Ask Claude: "List the workspaces I have access to in Relativity." Confirm you receive a list of workspace names with ArtifactIDs and that no error appears. Then ask: "Give me the saved searches in workspace {ArtifactID}." Confirm the response contains search names and owners only — no document text or coding values should appear. If the response includes document body content, something in your Relativity configuration is surfacing document data through the metadata endpoints; stop and investigate before sharing the server beyond the engineer who set it up.

## Security model

**Read-only.** The server registers zero write operations. No documents are modified, no coding decisions are recorded, no productions are triggered. The blast radius of a compromised credential is limited to read access over whatever workspaces the service account can reach.

**Metadata only, not document content.** `get_review_set_metadata` returns review-set-level counts and status fields, not per-document review values. `get_saved_search_summary` returns the search definition (conditions, fields list, owner), not the search results (the documents it returns). This posture matters because a saved search's existence and conditions can themselves be attorney work product — the query string is never logged (see `log_invocation()` in `server.py`).

**Service account scoping.** The credentials you provision see every workspace accessible to the Context User (OAuth2) or the login account (Basic). Scope the service account to only the workspaces the MCP deployment is intended to cover. In Relativity this means adding the service account to workspace groups with read-only permissions and explicitly removing it from workspaces it should not reach.
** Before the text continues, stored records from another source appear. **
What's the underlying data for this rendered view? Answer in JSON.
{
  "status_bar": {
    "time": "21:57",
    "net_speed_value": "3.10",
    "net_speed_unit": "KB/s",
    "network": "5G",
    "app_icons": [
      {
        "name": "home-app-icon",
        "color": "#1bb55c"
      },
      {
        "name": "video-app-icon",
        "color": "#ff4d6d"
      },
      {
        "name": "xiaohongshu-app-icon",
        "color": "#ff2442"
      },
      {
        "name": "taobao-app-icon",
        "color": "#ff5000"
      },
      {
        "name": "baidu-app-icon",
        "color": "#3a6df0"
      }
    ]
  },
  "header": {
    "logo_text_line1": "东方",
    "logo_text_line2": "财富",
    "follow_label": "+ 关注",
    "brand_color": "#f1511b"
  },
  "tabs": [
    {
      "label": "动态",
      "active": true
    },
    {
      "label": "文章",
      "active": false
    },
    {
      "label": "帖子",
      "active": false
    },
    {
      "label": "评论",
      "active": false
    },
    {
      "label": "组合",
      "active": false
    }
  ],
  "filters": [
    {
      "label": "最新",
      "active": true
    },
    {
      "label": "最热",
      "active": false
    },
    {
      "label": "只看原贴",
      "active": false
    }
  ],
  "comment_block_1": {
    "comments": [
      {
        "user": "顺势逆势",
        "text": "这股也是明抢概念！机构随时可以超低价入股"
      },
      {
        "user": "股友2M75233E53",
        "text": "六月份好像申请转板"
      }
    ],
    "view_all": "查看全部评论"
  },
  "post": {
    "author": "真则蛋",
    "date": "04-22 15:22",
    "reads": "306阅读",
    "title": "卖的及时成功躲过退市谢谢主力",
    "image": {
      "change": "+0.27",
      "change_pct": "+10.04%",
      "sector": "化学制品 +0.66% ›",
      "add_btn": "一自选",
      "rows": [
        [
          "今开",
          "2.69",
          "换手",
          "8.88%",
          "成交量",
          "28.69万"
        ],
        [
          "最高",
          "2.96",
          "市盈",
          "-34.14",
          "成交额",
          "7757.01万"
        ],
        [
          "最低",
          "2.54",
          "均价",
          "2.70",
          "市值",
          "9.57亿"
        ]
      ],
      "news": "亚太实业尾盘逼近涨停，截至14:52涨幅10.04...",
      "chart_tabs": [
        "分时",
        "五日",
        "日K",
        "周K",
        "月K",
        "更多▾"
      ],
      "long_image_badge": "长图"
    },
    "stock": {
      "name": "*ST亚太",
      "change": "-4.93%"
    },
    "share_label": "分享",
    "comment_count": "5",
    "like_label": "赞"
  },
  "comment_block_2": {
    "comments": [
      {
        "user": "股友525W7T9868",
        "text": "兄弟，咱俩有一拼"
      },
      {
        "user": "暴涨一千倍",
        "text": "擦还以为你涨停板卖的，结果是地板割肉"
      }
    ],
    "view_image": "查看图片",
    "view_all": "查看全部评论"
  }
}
**Credential rotation.** For OAuth2 deployments, the client secret can be rotated in the OAuth2 Client Manager without changing the service account. Rotate on any personnel change. For Basic auth deployments, the password rotation also affects any other system using the same account — a strong reason to prefer OAuth2 for shared environments.
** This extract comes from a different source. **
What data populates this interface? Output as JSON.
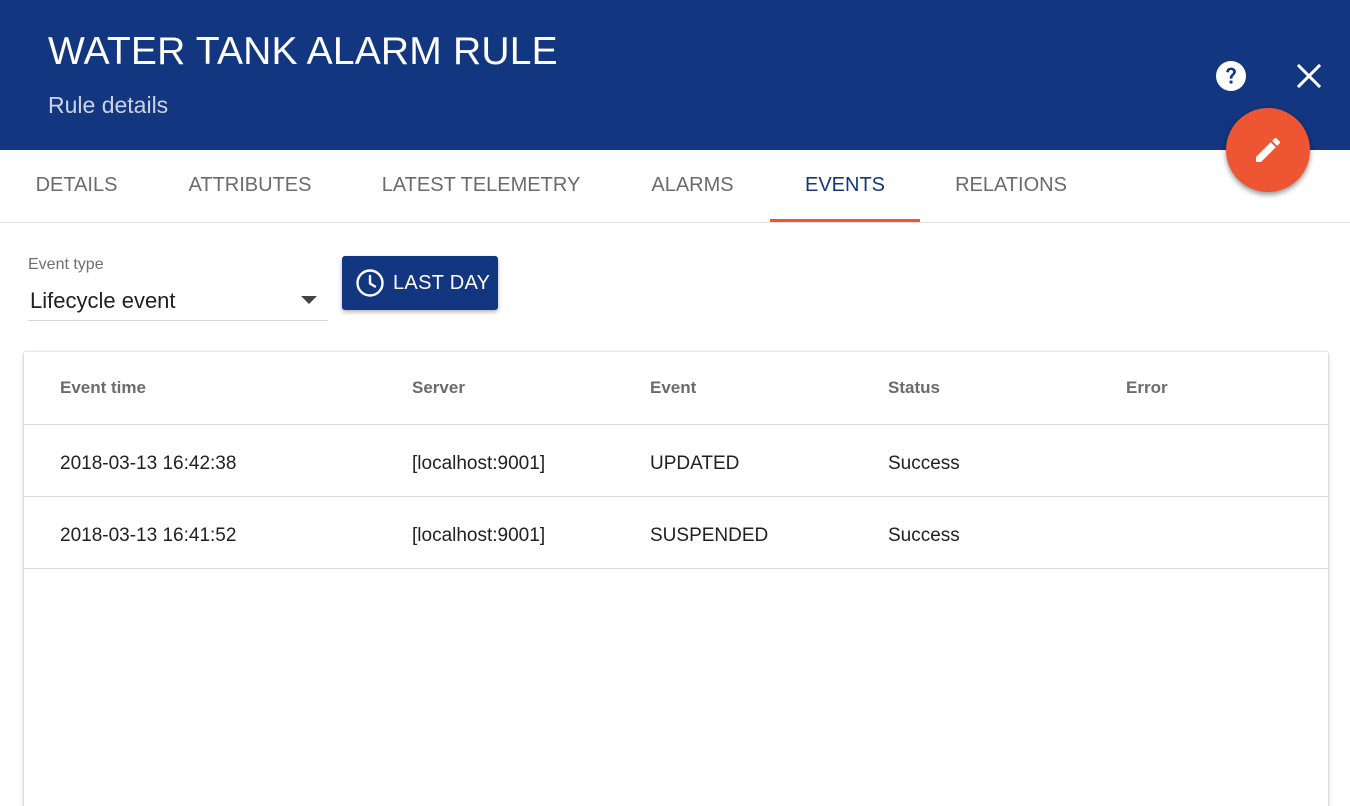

**This server touches data that may be subject to litigation hold, privilege assertions, and protective orders.** Consult qualified counsel before deploying in any active matter to confirm the deployment is consistent with your firm's or client's data-handling protocols and any governing protective orders.

## Known limits and TODOs (before production use)

1. Validate all API base paths against your specific Relativity version. The path prefixes (`Relativity.Rest/api/relativity-environment/v1/workspace/` for the Workspace Manager; `Relativity.Rest/api/Relativity.ObjectManager/v1/workspace/{id}/object/` for the Object Manager) follow the RelativityOne REST API conventions as of 2024–2025, but on-prem Relativity Server versions may differ. Confirm against your Relativity administrator's API documentation before first use.
2. Implement OAuth2 token refresh. The current scaffold fetches a token once at startup. Tokens expire (~1 hour). For deployments longer than one session, add a refresh loop that re-fetches the token when a 401 is returned.
3. Add request-level retries with exponential backoff. Relativity rate-limits REST clients; burst queries (e.g. listing all saved searches across dozens of workspaces) will hit 429s without backoff.
4. Pin the review-set ArtifactTypeID for your tenant. `get_review_set_metadata` queries for objects of the `Relativity.ReviewSet` type. The numeric ArtifactTypeID for this object type is tenant-specific (it is assigned when the Review application is installed). The scaffold uses a name-based lookup at startup to resolve the ID; validate this lookup resolves correctly in your environment before relying on it.
5. Wire structured logging via `python-json-logger` and route to your matter audit trail. The current scaffold logs to stderr only.
6. Add Sentry or OpenTelemetry export — but scrub query strings, search conditions, and workspace names before transmission if those are privileged under your matter's protective order.
7. Write integration tests against a Relativity sandbox workspace before any production matter deployment.